La carte d’identité pour s’inscrire sur les médias sociaux, ou le durcissement des intermédiaires d’identité souples

Les internets se sont insurgés, comme il était prévisible, suite à la proposition de l’élu d’extrême-extrême droite français Eric Ciotti : imposer « la carte d’identité pour s’inscrire sur les réseaux sociaux ». Je pourrais me joindre au concert de critique qui a accueilli cet énième bêlement de partisan de l’identification forcée comme outil de « civilisation d’internet » via une politique des « vrais noms ».

Mais à ce stade, ma modeste proposition se limite à encourager toute personne intéressée à (re)lire l’article de Zarsky & de Andrade (2013) Regulating electronic identity intermediaries. Selon les auteurs le processus d’identification passe de manière générale par la définition du rôle des « intermédiaires d’identité ». (Ce n’est pas une nouveauté : il y a une vaste littérature sur les documents d’identité et leurs intermédiaires en histoire). Les intermédiaires d’identité participent à la « création, l’authentification, la vérification et l’accompagnement d’identités stables par lesquelles nous interagissons, envoyons et recevons de l’information en ligne, et, aussi bien, structurent notre identité et notre personnalité » (2013 : 1339). L’activité d’intermédiation est cruciale car elle met en évidence le rôle politique grandissant d’acteurs allant de l’État au secteur privé.

Il existe différentes catégories d’acteurs remplissant ce rôle d’intermédiaires d’identification. Ils se succèdent dans le temps. Historiquement, le premier intermédiaire d’identité est l’Etat (ex. obligations légales d’enregistrement des naissances, données biométriques, participation à la statistique publique [recensements…], authentification des actes légaux). L’État institue une identification «dure», dont la contrainte majeure est la nécessité pour la personne qui s’identifie de se trouver en présence physique de l’intermédiaire d’identité.

Avec le temps, d’autres intermédiaires se sont ajoutés à l’Etat : banques, compagnies téléphoniques, assurances, fournisseurs d’électricité… (Ex. Une carte bleue ou une facture de votre fournisseur d’énergie peuvent dans plusieurs situations valider une identifications formelle).
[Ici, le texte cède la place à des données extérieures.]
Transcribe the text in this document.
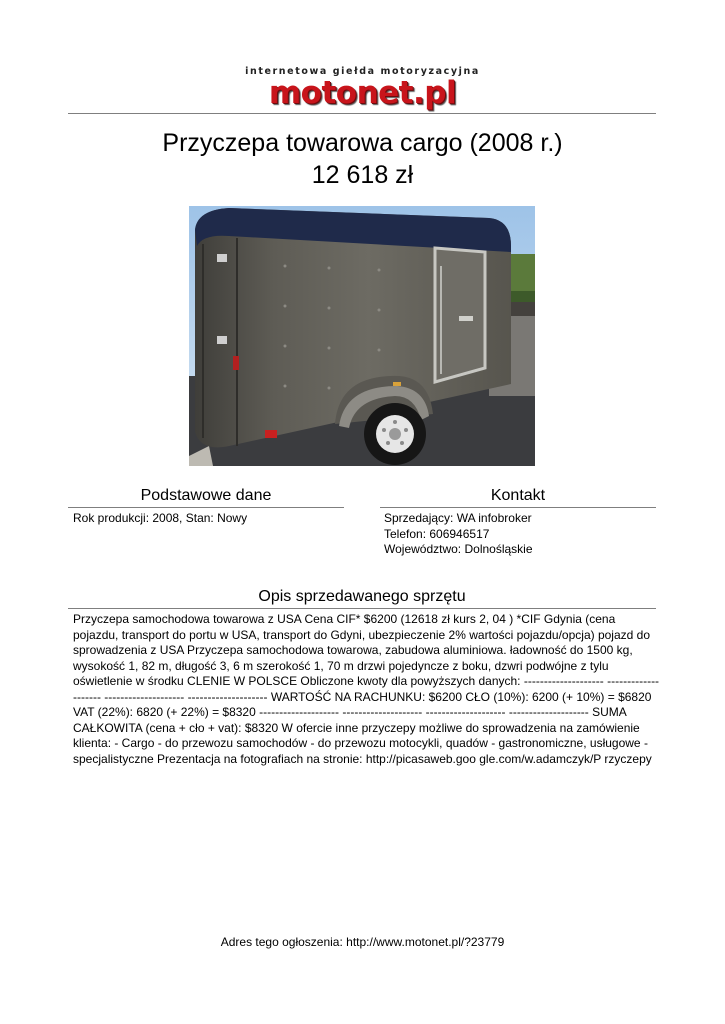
internetowa giełda motoryzacyjna
motonet.pl
Przyczepa towarowa cargo (2008 r.)
12 618 zł
Podstawowe dane
Rok produkcji: 2008, Stan: Nowy
Kontakt
Sprzedający: WA infobroker
Telefon: 606946517
Województwo: Dolnośląskie
Opis sprzedawanego sprzętu
Przyczepa samochodowa towarowa z USA Cena CIF* $6200 (12618 zł kurs 2, 04 ) *CIF Gdynia (cena pojazdu, transport do portu w USA, transport do Gdyni, ubezpieczenie 2% wartości pojazdu/opcja) pojazd do sprowadzenia z USA Przyczepa samochodowa towarowa, zabudowa aluminiowa. ładowność do 1500 kg, wysokość 1, 82 m, długość 3, 6 m szerokość 1, 70 m drzwi pojedyncze z boku, dzwri podwójne z tylu oświetlenie w środku CLENIE W POLSCE Obliczone kwoty dla powyższych danych: -------------------- -------------------- -------------------- -------------------- WARTOŚĆ NA RACHUNKU: $6200 CŁO (10%): 6200 (+ 10%) = $6820 VAT (22%): 6820 (+ 22%) = $8320 -------------------- -------------------- -------------------- -------------------- SUMA CAŁKOWITA (cena + cło + vat): $8320 W ofercie inne przyczepy możliwe do sprowadzenia na zamówienie klienta: - Cargo - do przewozu samochodów - do przewozu motocykli, quadów - gastronomiczne, usługowe - specjalistyczne Prezentacja na fotografiach na stronie: http://picasaweb.goo gle.com/w.adamczyk/P rzyczepy
Adres tego ogłoszenia: http://www.motonet.pl/?23779
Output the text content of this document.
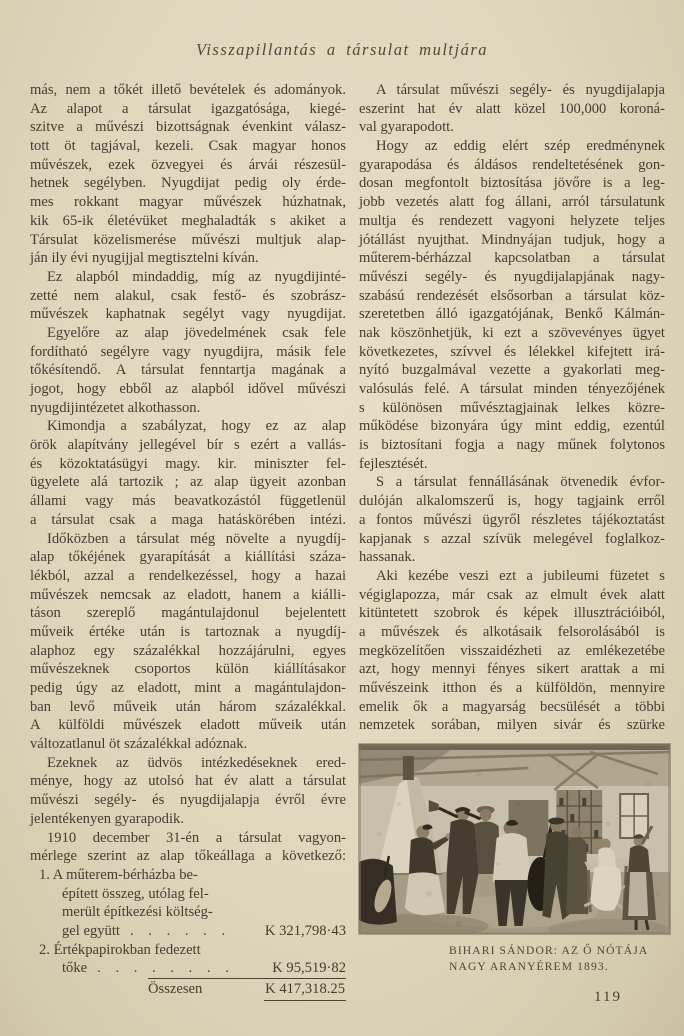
Visszapillantás a társulat multjára
más, nem a tőkét illető bevételek és adományok.
Az alapot a társulat igazgatósága, kiegé-
szitve a művészi bizottságnak évenkint válasz-
tott öt tagjával, kezeli. Csak magyar honos
művészek, ezek özvegyei és árvái részesül-
hetnek segélyben. Nyugdijat pedig oly érde-
mes rokkant magyar művészek húzhatnak,
kik 65-ik életévüket meghaladták s akiket a
Társulat közelismerése művészi multjuk alap-
ján ily évi nyugijjal megtisztelni kíván.
Ez alapból mindaddig, míg az nyugdijinté-
zetté nem alakul, csak festő- és szobrász-
művészek kaphatnak segélyt vagy nyugdijat.
Egyelőre az alap jövedelmének csak fele
fordítható segélyre vagy nyugdijra, másik fele
tőkésítendő. A társulat fenntartja magának a
jogot, hogy ebből az alapból idővel művészi
nyugdijintézetet alkothasson.
Kimondja a szabályzat, hogy ez az alap
örök alapítvány jellegével bír s ezért a vallás-
és közoktatásügyi magy. kir. miniszter fel-
ügyelete alá tartozik ; az alap ügyeit azonban
állami vagy más beavatkozástól függetlenül
a társulat csak a maga hatáskörében intézi.
Időközben a társulat még növelte a nyugdíj-
alap tőkéjének gyarapítását a kiállítási száza-
lékból, azzal a rendelkezéssel, hogy a hazai
művészek nemcsak az eladott, hanem a kiálli-
táson szereplő magántulajdonul bejelentett
műveik értéke után is tartoznak a nyugdíj-
alaphoz egy százalékkal hozzájárulni, egyes
művészeknek csoportos külön kiállításakor
pedig úgy az eladott, mint a magántulajdon-
ban levő műveik után három százalékkal.
A külföldi művészek eladott műveik után
változatlanul öt százalékkal adóznak.
Ezeknek az üdvös intézkedéseknek ered-
ménye, hogy az utolsó hat év alatt a társulat
művészi segély- és nyugdijalapja évről évre
jelentékenyen gyarapodik.
1910 december 31-én a társulat vagyon-
mérlege szerint az alap tőkeállaga a következő:
1. A műterem-bérházba be-
épített összeg, utólag fel-
merült építkezési költség-
gel együtt . . . . . .	K 321,798·43
2. Értékpapirokban fedezett
tőke . . . . . . . .	K 95,519·82
Összesen	K 417,318.25
A társulat művészi segély- és nyugdijalapja
eszerint hat év alatt közel 100,000 koroná-
val gyarapodott.
Hogy az eddig elért szép eredménynek
gyarapodása és áldásos rendeltetésének gon-
dosan megfontolt biztosítása jövőre is a leg-
jobb vezetés alatt fog állani, arról társulatunk
multja és rendezett vagyoni helyzete teljes
jótállást nyujthat. Mindnyájan tudjuk, hogy a
műterem-bérházzal kapcsolatban a társulat
művészi segély- és nyugdijalapjának nagy-
szabású rendezését elsősorban a társulat köz-
szeretetben álló igazgatójának, Benkő Kálmán-
nak köszönhetjük, ki ezt a szövevényes ügyet
következetes, szívvel és lélekkel kifejtett irá-
nyító buzgalmával vezette a gyakorlati meg-
valósulás felé. A társulat minden tényezőjének
s különösen művésztagjainak lelkes közre-
működése bizonyára úgy mint eddig, ezentúl
is biztosítani fogja a nagy műnek folytonos
fejlesztését.
S a társulat fennállásának ötvenedik évfor-
dulóján alkalomszerű is, hogy tagjaink erről
a fontos művészi ügyről részletes tájékoztatást
kapjanak s azzal szívük melegével foglalkoz-
hassanak.
Aki kezébe veszi ezt a jubileumi füzetet s
végiglapozza, már csak az elmult évek alatt
kitüntetett szobrok és képek illusztrációiból,
a művészek és alkotásaik felsorolásából is
megközelítően visszaidézheti az emlékezetébe
azt, hogy mennyi fényes sikert arattak a mi
művészeink itthon és a külföldön, mennyire
emelik ők a magyarság becsülését a többi
nemzetek sorában, milyen sivár és szürke
BIHARI SÁNDOR: AZ Ő NÓTÁJA
NAGY ARANYÉREM 1893.
119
Cette deuxième catégorie d’intermédiaires a souvent assoupli les modalités de mise en présence des sujets candidats à l’identification. Une rencontre physique est toujours présupposée mais les lieux sont variables (pas forcément dans un bureau étatique mais par ex chez vous).

Troisième catégorie, plus récente d’un point de vue chronologique: les systèmes de médiation numérique (fournisseurs email, FB, comptes clients…). Zarsky & de Andrade situent son apparition autour de 1999 lors du lancement de la directive européenne eSig. Ils l’appellent régime de « soft eID ». Pour ces systèmes, la présentation initiale d’un titre d’identité certifié, voire la présence physique, devient progressivement accessoire. Plateformes publicitaires, médias sociaux,les sites d’e-commerce ou de démarches administratives en ligne: des « intermédiaires de soft eID ». Ils jouent un rôle similaire d’identification, mais dans un cadre légal différent (d’où controverses fréquentes sur l’anonymat/pseudonymat…).
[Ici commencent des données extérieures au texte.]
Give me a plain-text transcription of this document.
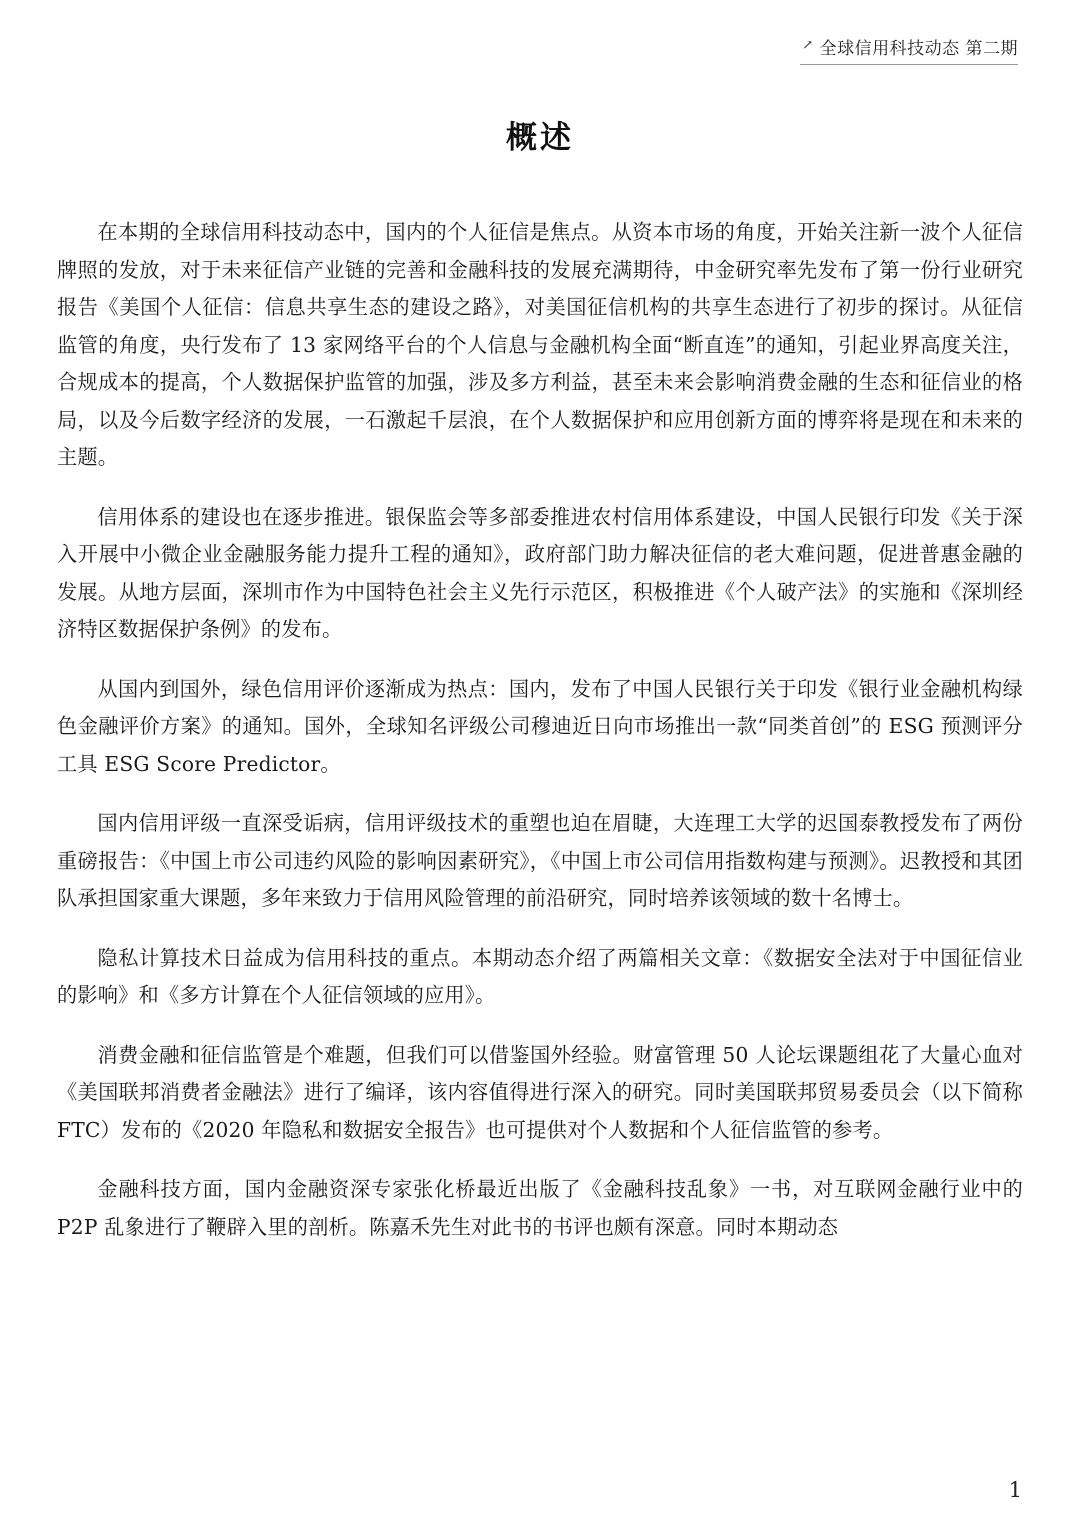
↗ 全球信用科技动态 第二期
概述

在本期的全球信用科技动态中，国内的个人征信是焦点。从资本市场的角度，开始关注新一波个人征信牌照的发放，对于未来征信产业链的完善和金融科技的发展充满期待，中金研究率先发布了第一份行业研究报告《美国个人征信：信息共享生态的建设之路》，对美国征信机构的共享生态进行了初步的探讨。从征信监管的角度，央行发布了 13 家网络平台的个人信息与金融机构全面“断直连”的通知，引起业界高度关注，合规成本的提高，个人数据保护监管的加强，涉及多方利益，甚至未来会影响消费金融的生态和征信业的格局，以及今后数字经济的发展，一石激起千层浪，在个人数据保护和应用创新方面的博弈将是现在和未来的主题。

信用体系的建设也在逐步推进。银保监会等多部委推进农村信用体系建设，中国人民银行印发《关于深入开展中小微企业金融服务能力提升工程的通知》，政府部门助力解决征信的老大难问题，促进普惠金融的发展。从地方层面，深圳市作为中国特色社会主义先行示范区，积极推进《个人破产法》的实施和《深圳经济特区数据保护条例》的发布。

从国内到国外，绿色信用评价逐渐成为热点：国内，发布了中国人民银行关于印发《银行业金融机构绿色金融评价方案》的通知。国外，全球知名评级公司穆迪近日向市场推出一款“同类首创”的 ESG 预测评分工具 ESG Score Predictor。

国内信用评级一直深受诟病，信用评级技术的重塑也迫在眉睫，大连理工大学的迟国泰教授发布了两份重磅报告：《中国上市公司违约风险的影响因素研究》，《中国上市公司信用指数构建与预测》。迟教授和其团队承担国家重大课题，多年来致力于信用风险管理的前沿研究，同时培养该领域的数十名博士。

隐私计算技术日益成为信用科技的重点。本期动态介绍了两篇相关文章：《数据安全法对于中国征信业的影响》和《多方计算在个人征信领域的应用》。

消费金融和征信监管是个难题，但我们可以借鉴国外经验。财富管理 50 人论坛课题组花了大量心血对《美国联邦消费者金融法》进行了编译，该内容值得进行深入的研究。同时美国联邦贸易委员会（以下简称 FTC）发布的《2020 年隐私和数据安全报告》也可提供对个人数据和个人征信监管的参考。

金融科技方面，国内金融资深专家张化桥最近出版了《金融科技乱象》一书，对互联网金融行业中的 P2P 乱象进行了鞭辟入里的剖析。陈嘉禾先生对此书的书评也颇有深意。同时本期动态

1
Bref, M. Ciotti est en train de demander qu’on s’inscrive avec un identifiant « dur » (étatique, ex. une pièce d’identité) sur un service d’identification «soft» (privé, ex sur Facebook). C’est une demande de rapprochement qui est (hélas) cohérent avec plusieurs évolutions récentes autant des intermédiaires privés (ex. la politiques des «vrais noms» sur les médias sociaux) que des intermédiaires publics (ex. le dispositif France Connect « le premier composant de l’Etat plateforme »…). Le constat de cette tendance récente à la convergence ne doit pas, pour autant, nous faire croire que le proposition de M. Ciotti soit réalisable, ni même raisonnable. La proposition de rapprocher de manière sauvage ces deux modalités d’identification (identification régalienne et identification par des entreprises privées) il nous met face à l’incompatibilité des circonstances pratiques (où s’inscrire sur FB ? à la mairie ? chez soi ? dans n’importe quel commerce ?) et légales (est-ce qu’à terme mon ID Apple féra foi en justice ?), tout en réaffirmant l’inquiétante proximité politique de ces systèmes — durs ou souples — d’identification et de gouvernement des individus.

Ce texte est une version remix du chapitre “La fausse piste du processus d’identification” de l’article co-publié avec Fred Pailler S’inscrire en faux: Les fakes et les politiques de l’identité des publics connectés, Communication, vol. 33/2 | 2015.